Kelahiranku di atas bumi menjadi satu-satunya hal yang berulang kali kupertanyakan pada Tuhan. Aku terlahir dari sapuan cahaya malaikat, diantar oleh tangan suci sang malaikat, ditakdirkan untuk menduduki altar pemujaan dewa, utusan-utusan Tuhan, atau Tuhan itu sendiri—aku tidak diizinkan untuk memiliki pengetahuan lebih akan itu.

Manusia, ujar sang malaikat, ialah makhluk yang mengkotak-kotakkan setiap hal berdasarkan kelompok mereka sendiri. Tidak ada yang mengetahui apa atau siapa yang paling benar, bagi mereka, kaum mereka adalah yang paling benar. Namun, mereka sama sekali tidak memahami kebenaran yang mutlak.

Malaikat melepaskanku dari tangannya yang bercahaya, menempatkanku di perut bumi. "Manusia akan menemukanmu sebagai sesuatu yang murni dan berharga," ujar sang malaikat untuk terakhir kalinya. Aku ingat mereka akhirnya menemukanku di salah satu tambang di Golconda, tambang Kollur.

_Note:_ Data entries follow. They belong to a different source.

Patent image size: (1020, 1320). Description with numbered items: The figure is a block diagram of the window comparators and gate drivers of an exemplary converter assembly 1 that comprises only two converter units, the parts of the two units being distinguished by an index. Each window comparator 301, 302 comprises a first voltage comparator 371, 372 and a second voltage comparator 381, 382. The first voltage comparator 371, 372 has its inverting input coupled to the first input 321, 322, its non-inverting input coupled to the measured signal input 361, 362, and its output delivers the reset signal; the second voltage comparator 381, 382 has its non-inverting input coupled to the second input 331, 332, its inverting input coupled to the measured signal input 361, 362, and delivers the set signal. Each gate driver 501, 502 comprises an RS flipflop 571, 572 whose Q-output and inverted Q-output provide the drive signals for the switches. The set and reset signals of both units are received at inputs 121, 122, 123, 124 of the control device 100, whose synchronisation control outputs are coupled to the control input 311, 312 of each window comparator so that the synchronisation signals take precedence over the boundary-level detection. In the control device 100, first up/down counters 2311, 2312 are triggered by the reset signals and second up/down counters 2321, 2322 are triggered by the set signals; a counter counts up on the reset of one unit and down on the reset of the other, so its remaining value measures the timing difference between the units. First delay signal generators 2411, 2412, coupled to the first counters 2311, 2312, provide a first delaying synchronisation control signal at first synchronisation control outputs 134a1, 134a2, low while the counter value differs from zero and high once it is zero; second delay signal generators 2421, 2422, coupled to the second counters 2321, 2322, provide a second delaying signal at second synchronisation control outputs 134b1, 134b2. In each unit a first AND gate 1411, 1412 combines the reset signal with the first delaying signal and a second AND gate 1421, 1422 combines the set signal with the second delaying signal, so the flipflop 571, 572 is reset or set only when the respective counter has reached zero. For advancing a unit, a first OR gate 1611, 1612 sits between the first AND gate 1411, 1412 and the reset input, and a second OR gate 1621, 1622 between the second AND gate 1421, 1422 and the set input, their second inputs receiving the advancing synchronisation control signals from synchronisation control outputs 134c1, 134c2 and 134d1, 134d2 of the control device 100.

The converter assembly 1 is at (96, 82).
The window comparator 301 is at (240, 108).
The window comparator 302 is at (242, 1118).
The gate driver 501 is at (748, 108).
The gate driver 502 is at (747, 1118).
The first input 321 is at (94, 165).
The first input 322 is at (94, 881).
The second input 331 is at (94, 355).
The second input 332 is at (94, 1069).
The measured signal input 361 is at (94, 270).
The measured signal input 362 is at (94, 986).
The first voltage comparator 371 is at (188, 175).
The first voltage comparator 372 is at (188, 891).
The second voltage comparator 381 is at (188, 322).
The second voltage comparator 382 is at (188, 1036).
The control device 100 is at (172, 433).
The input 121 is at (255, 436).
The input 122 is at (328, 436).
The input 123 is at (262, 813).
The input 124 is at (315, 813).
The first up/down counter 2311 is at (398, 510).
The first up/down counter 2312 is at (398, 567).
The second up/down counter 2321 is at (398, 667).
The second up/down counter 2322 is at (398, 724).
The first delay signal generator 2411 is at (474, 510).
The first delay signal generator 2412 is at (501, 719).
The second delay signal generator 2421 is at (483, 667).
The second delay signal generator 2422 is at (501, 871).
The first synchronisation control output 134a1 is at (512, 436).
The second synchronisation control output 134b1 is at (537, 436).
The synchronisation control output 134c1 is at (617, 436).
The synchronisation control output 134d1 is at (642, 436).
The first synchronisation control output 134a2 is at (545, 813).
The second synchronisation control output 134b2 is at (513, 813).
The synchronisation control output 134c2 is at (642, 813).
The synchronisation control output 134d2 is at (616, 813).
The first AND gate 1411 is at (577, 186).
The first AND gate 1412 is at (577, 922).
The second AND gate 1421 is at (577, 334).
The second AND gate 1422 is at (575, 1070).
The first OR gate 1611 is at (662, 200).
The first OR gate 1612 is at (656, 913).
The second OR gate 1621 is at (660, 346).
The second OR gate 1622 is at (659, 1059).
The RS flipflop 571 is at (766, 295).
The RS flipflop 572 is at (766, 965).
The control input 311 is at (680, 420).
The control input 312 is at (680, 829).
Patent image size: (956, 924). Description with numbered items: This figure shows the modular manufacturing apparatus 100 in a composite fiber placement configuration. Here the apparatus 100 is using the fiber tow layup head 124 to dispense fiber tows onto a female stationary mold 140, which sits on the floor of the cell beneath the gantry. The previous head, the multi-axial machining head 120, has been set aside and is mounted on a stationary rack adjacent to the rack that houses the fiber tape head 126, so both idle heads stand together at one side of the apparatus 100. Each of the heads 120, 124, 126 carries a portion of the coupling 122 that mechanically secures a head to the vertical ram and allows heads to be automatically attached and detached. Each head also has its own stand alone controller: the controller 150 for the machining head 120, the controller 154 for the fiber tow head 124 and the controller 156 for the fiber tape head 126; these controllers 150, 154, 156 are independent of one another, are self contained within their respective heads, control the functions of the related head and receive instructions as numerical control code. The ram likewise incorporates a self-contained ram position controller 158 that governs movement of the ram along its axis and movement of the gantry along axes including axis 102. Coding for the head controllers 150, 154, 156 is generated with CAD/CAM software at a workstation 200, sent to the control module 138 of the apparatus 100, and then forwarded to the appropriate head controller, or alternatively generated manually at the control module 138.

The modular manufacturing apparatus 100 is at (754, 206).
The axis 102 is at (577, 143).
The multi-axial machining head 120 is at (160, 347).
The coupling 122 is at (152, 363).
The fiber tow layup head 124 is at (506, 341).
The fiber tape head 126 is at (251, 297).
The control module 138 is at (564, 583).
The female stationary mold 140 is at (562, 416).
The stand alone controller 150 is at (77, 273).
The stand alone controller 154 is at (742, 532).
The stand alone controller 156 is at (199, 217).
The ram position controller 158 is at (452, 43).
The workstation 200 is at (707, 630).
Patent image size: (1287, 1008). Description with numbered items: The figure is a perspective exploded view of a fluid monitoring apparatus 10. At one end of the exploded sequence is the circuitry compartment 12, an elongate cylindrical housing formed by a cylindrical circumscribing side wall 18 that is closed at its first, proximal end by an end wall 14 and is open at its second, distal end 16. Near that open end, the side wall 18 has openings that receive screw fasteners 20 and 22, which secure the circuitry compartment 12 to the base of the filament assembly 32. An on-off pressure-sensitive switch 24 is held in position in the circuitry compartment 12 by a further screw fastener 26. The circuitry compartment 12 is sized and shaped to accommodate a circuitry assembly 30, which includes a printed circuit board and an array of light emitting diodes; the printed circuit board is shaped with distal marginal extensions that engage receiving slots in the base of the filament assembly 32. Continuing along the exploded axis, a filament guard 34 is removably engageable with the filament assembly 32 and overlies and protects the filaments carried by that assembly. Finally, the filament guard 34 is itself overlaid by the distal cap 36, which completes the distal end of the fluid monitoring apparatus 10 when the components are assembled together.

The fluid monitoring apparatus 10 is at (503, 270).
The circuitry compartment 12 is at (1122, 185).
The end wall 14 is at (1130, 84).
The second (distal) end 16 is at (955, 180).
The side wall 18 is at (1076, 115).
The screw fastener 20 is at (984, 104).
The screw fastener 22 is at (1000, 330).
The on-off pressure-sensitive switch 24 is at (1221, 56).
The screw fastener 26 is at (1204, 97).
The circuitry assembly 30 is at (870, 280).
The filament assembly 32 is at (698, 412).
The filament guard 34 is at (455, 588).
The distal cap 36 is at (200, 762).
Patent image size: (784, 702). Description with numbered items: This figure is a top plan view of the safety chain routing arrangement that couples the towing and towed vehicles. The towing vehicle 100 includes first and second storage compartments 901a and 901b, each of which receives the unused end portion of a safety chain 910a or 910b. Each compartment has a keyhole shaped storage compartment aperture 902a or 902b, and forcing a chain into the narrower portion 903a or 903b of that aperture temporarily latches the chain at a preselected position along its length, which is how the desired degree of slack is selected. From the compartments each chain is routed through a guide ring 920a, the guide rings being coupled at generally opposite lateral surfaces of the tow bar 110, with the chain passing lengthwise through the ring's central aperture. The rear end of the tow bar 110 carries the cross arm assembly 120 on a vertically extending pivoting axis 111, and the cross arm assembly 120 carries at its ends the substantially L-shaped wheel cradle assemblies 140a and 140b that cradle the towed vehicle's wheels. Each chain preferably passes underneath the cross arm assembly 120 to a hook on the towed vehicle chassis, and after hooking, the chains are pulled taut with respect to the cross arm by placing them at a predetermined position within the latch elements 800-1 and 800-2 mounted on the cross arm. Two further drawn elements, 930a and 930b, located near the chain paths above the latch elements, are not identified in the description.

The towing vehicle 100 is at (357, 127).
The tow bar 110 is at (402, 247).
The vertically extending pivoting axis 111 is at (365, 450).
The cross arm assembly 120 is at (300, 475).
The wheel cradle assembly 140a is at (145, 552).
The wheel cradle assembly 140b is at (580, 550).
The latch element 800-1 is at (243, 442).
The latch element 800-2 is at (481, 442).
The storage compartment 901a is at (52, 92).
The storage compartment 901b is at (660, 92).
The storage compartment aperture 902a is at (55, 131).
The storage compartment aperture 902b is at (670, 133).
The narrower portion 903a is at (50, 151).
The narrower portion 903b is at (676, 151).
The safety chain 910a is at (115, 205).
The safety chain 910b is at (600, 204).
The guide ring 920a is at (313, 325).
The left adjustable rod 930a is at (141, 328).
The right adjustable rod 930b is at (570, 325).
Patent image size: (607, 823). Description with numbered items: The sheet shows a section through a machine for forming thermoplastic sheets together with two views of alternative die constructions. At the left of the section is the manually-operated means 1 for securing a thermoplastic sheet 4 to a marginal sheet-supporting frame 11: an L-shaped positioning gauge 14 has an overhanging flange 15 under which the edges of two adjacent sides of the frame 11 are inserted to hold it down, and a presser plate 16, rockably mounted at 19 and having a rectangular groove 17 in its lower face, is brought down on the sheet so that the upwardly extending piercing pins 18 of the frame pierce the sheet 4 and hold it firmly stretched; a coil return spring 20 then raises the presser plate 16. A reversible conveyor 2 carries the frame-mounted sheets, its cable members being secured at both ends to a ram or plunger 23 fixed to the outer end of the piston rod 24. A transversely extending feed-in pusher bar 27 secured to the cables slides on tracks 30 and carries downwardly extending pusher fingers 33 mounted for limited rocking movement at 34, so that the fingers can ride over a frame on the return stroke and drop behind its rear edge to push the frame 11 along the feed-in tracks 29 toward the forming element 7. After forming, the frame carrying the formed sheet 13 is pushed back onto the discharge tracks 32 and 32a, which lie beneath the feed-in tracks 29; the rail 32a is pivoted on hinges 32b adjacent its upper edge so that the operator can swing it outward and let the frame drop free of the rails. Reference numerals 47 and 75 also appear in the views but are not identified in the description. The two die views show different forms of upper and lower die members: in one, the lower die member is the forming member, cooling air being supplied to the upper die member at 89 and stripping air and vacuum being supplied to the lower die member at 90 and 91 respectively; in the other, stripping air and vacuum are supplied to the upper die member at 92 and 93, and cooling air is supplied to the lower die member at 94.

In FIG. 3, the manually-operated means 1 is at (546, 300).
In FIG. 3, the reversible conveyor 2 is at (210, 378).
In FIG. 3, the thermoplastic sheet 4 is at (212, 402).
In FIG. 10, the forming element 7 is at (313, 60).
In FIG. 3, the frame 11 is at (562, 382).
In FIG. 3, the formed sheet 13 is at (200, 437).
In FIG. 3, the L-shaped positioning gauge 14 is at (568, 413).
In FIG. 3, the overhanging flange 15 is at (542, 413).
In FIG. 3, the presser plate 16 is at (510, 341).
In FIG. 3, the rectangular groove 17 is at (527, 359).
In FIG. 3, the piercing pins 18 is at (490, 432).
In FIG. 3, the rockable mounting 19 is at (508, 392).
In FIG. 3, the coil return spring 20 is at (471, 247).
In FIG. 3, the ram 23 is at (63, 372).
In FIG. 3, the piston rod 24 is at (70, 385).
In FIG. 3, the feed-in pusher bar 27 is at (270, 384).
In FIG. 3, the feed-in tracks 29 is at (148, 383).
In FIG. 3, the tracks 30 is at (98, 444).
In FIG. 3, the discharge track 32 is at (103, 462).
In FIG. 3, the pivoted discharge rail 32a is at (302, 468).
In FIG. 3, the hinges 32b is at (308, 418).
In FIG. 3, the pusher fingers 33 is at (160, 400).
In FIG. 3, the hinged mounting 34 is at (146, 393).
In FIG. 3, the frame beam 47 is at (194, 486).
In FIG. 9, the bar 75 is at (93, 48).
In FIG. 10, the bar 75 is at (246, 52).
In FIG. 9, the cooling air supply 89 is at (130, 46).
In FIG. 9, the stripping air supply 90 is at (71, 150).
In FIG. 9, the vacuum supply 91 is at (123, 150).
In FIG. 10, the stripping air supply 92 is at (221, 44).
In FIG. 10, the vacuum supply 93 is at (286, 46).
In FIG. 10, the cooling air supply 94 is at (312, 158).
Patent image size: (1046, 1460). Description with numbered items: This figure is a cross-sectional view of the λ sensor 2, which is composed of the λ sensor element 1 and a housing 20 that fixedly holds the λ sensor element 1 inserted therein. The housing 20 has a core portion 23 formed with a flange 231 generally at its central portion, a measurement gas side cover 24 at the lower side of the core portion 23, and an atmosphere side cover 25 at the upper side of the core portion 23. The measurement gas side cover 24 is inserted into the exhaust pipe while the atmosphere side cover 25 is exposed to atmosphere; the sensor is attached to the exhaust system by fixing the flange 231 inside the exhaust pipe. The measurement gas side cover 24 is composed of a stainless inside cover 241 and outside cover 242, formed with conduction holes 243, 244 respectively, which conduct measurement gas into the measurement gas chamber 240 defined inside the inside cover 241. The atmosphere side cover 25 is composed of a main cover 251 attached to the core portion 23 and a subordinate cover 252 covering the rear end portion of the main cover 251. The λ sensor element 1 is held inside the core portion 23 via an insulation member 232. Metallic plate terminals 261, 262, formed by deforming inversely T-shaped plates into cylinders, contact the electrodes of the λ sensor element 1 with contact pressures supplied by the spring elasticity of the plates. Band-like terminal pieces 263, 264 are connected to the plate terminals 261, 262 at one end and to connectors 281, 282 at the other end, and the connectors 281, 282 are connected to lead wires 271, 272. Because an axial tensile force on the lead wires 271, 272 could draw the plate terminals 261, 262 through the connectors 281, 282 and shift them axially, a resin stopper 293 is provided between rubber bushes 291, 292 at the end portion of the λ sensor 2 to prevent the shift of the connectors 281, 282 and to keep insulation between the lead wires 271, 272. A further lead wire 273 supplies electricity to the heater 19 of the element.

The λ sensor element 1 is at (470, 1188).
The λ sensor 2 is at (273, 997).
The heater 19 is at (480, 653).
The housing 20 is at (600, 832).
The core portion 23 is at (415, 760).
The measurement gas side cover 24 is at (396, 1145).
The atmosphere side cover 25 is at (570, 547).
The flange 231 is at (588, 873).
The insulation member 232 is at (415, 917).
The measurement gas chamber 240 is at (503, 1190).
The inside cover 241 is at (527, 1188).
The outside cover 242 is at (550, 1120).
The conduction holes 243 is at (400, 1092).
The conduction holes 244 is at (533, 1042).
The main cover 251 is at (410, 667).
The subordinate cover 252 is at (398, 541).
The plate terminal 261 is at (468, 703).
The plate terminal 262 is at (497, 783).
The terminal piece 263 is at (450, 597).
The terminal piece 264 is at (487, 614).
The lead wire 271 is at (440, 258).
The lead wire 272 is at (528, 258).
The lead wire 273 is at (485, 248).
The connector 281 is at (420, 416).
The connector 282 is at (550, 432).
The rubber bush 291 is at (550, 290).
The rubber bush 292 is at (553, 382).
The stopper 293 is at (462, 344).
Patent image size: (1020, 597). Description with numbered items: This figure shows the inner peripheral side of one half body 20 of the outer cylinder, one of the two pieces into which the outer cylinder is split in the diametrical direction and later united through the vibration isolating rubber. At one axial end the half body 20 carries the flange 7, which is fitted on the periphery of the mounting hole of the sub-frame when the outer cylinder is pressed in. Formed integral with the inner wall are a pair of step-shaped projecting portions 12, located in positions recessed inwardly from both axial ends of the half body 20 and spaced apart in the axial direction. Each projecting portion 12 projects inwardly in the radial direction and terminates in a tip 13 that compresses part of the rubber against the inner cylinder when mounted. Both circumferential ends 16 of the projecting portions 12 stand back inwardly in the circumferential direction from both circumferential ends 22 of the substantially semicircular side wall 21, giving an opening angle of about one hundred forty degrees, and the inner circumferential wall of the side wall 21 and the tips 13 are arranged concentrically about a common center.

Lantas aku dipahatkan di salah satu patung Dewi Sita, menduduki altar pemujaan dewa selama bertahun-tahun. Aku ingat tiap-tiap tangan yang pernah menyentuhku, juga niat yang terpancang di jiwa mereka setiap kali melihatku. Beberapa pemuja itu memiliki tatapan yang jernih, tidak ada kabut dosa yang mengikuti setiap sentuhan mereka. Tangan-tangan itu hangat seperti dinding-dinding perapian yang menyala.

Seperti itulah hari-hari yang bosan berlalu begitu saja. Aku teringat sang malaikat, dia masih sesekali datang, mengawasi pendeta yang setiap hari membersihkan patung Dewi Sita, seakan-akan terus menakar ketulusan si pendeta, atau menunggu waktu hingga si pendeta berubah menjadi serakah—cukup serakah untuk mencabutku dari altar pemujaan dan berlari meninggalkan seluruh kegiatan ketuhanan.

Namun, sang pendeta tetap di sana, menyanyikan lagu-lagu pujian setiap hari hingga suaranya berubah menjadi serak. Hingga lantas aku bertanya-tanya, apa yang sebenarnya tersembunyi dalam setiap tatapan kosong si pendeta? Apa yang sebenarnya ia harapkan dari dunia ini?

Dari sekian banyak manusia yang pernah menyentuhku, hanya niat sang pendeta yang tidak pernah mampu kurasakan. Sentuhannya samar, kecuali keriput tangannya dari waktu ke waktu, hangatnya darah yang mengaliri nadi pada tangan-tangan itu, aku tak bisa merasakan hal lain.

Hingga suatu saat, kusaksikan wajahnya membiru dalam usaha mempertahankanku—atau patung Dewi Sita—yang hampir saja dicuri oleh seseorang. Malam itu, sang pendeta baru saja menyalakan lampu-lampu di sekitar altar, aku ingat sentuhan terakhirnya yang nyaris seringan kapas dan dingin seperti perapian yang lama mati di tengah musim dingin.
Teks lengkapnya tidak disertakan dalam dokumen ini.